I recently came across the most mind numbing and soulless writing in this series of articles: https://www.greenmatters.com/a/andrew-krosofsky . It has all the hallmarks of slop, hundreds of low effort articles, no clear theme, bored and soulless writing, etc. But guess what, it's written by a human! He was also really doing the grind, writing multiple articles per day. I also have receipts because the wayback machine shows his writing years before chatgpt existed: https://web.archive.org/web/20201015131543/https://www.greenmatters.com/a/andrew-krosofsky .
But I noticed something immediately. The writing was obviously human. It didn't have any of that uncanny valley feeling. There are no obvious falsehoods spoken like truth. No hallucinations. And even his worst articles are 1000x better than the typical AI fake news. This just reinforces my understanding:
Even the lowest dregs of the journalistic world write at a higher level than the best cutting edge AI models today.
Now I'm sure the AI bulls here will disagree. So I have 2 challenges for you all:
Find a single hallucination in an article written by this author between 2021 and today. There are quite a few, so this should be easy if human writing is unreliable. For the purposes of this, a hallucination is a statement that is both provably false at the time of writing and not supported by a linked source.
Demonstrate a technique for an AI model of your choice to reliably copywrite articles of a similar quality, over any arbitrary topic that has reputable sources available. Those articles must not have obvious AI tells, pass AI detection, and have a hallucination rate of less than 1 in 1000.
To put my money where my mouth is, I'll offer a wager of $50 for the first person to complete either of these challenges. But I think the fact that a human who is at the bottom of the journalistic world can handily do this but an AI can't should demonstrate the big gulf between human and AI that still exists.

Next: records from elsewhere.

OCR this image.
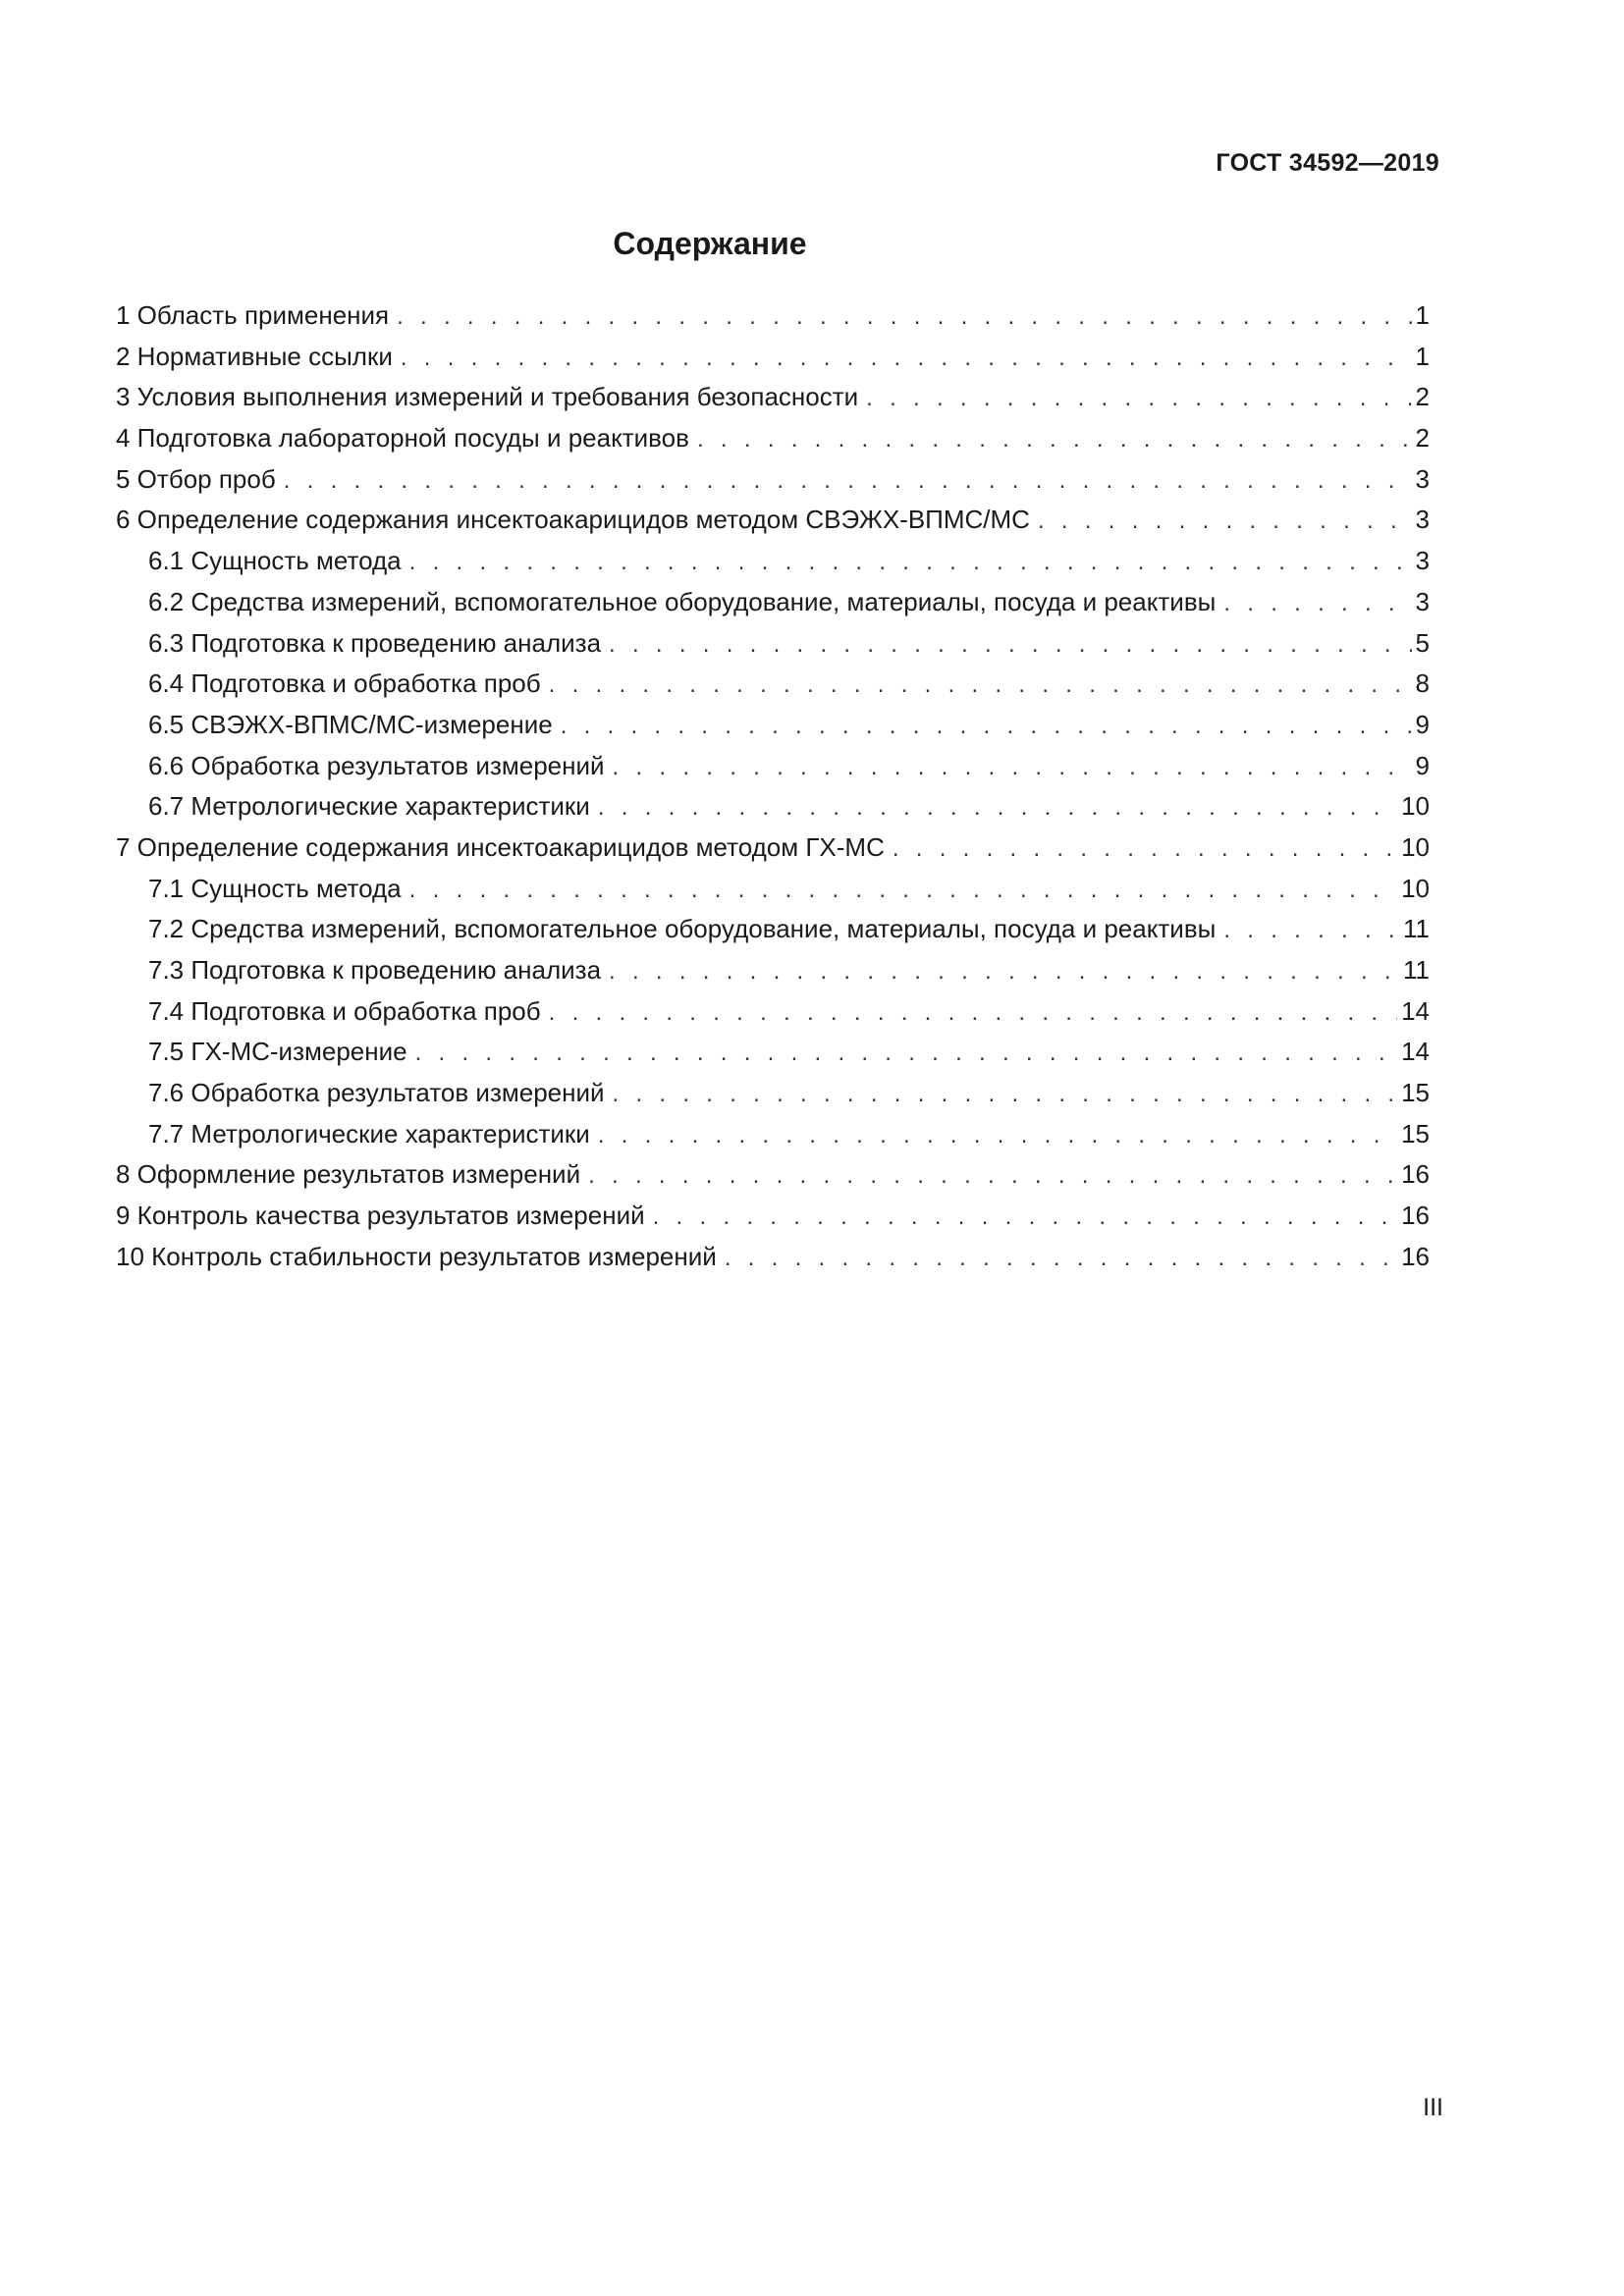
ГОСТ 34592—2019
Содержание
1 Область применения . . .	1
2 Нормативные ссылки . . .	1
3 Условия выполнения измерений и требования безопасности . . .	2
4 Подготовка лабораторной посуды и реактивов . . .	2
5 Отбор проб . . .	3
6 Определение содержания инсектоакарицидов методом СВЭЖХ-ВПМС/МС . . .	3
6.1 Сущность метода . . .	3
6.2 Средства измерений, вспомогательное оборудование, материалы, посуда и реактивы . . .	3
6.3 Подготовка к проведению анализа . . .	5
6.4 Подготовка и обработка проб . . .	8
6.5 СВЭЖХ-ВПМС/МС-измерение . . .	9
6.6 Обработка результатов измерений . . .	9
6.7 Метрологические характеристики . . .	10
7 Определение содержания инсектоакарицидов методом ГХ-МС . . .	10
7.1 Сущность метода . . .	10
7.2 Средства измерений, вспомогательное оборудование, материалы, посуда и реактивы . . .	11
7.3 Подготовка к проведению анализа . . .	11
7.4 Подготовка и обработка проб . . .	14
7.5 ГХ-МС-измерение . . .	14
7.6 Обработка результатов измерений . . .	15
7.7 Метрологические характеристики . . .	15
8 Оформление результатов измерений . . .	16
9 Контроль качества результатов измерений . . .	16
10 Контроль стабильности результатов измерений . . .	16
III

Tangent: you're writing about AI slop so I was reminded of this Conversations with Tyler: Any Austin, on the "Hermeneutics of Video Games". Any is some kind of famous YouTube celebrity that I'd never heard of. Anyway, Tyler asked him about AI slop w.r.t. video games, and Any made this point that people shouldn't feel too outraged about encountering AI slop on authenticity grounds, because practically everyone's favorite art is inauthentic.
That's a fairly salient point. They weren't conveying some sacred part of the human spirit. They were serving up shit that sells. This isn't the definition of slop, but inauthenticity is the cousin of slop, sure.
It kind of aligns with a different semi-trolly comment I have where people whine that they wanted computers to automate housework, so they could be free to do art. Not automate art so they could spend more time on housework. It shouldn't be surprising that art is easier to automate: popular art is formulaic! Of course it's easy for robots to copy!
My favorite example of this is from the band Queen. I've often heard people say "Freddie wrote Who Wants to Live Forever after he found out he was diagnosed with AIDS" when the actual story is far more pedestrian: Brian May wrote it after viewing an early cut of the movie Highlander.
Wait, doesn't everyone know that Who Wants To Live Forever was written specifically for Highlander? It and Princes of the Universe are movie themes.
It's like hearing that somebody thought that Flash was written independently of Flash Gordon - of course it wasn't! Queen just scored some films, for commercial reasons! The songs became popular because Queen were/are damn good musicians, and sometimes that's enough. Good art doesn't need a sob story.
People online also say that Bohemian Rhapsody is about AIDS. There are just a lot of people really into analysis of lyrics who don't do a lot of research.
Dave Grohl had a great quote about people overanalyzing Nirvana lyrics that went something like "Sometimes Kurt just made up lyrics on the spot to fit the music. I watched him do it."
There's so much nonsense in analyzing fiction / lyrics / poetry, but people are having fun. It just gets annoying when they start lecturing you about media literacy.
@DradisPing @OliveTapenade @ChickenOverlord
They are confusing those songs with The Show Must Go On which the band really did write while Freddie Mercury was dying and is very much about that.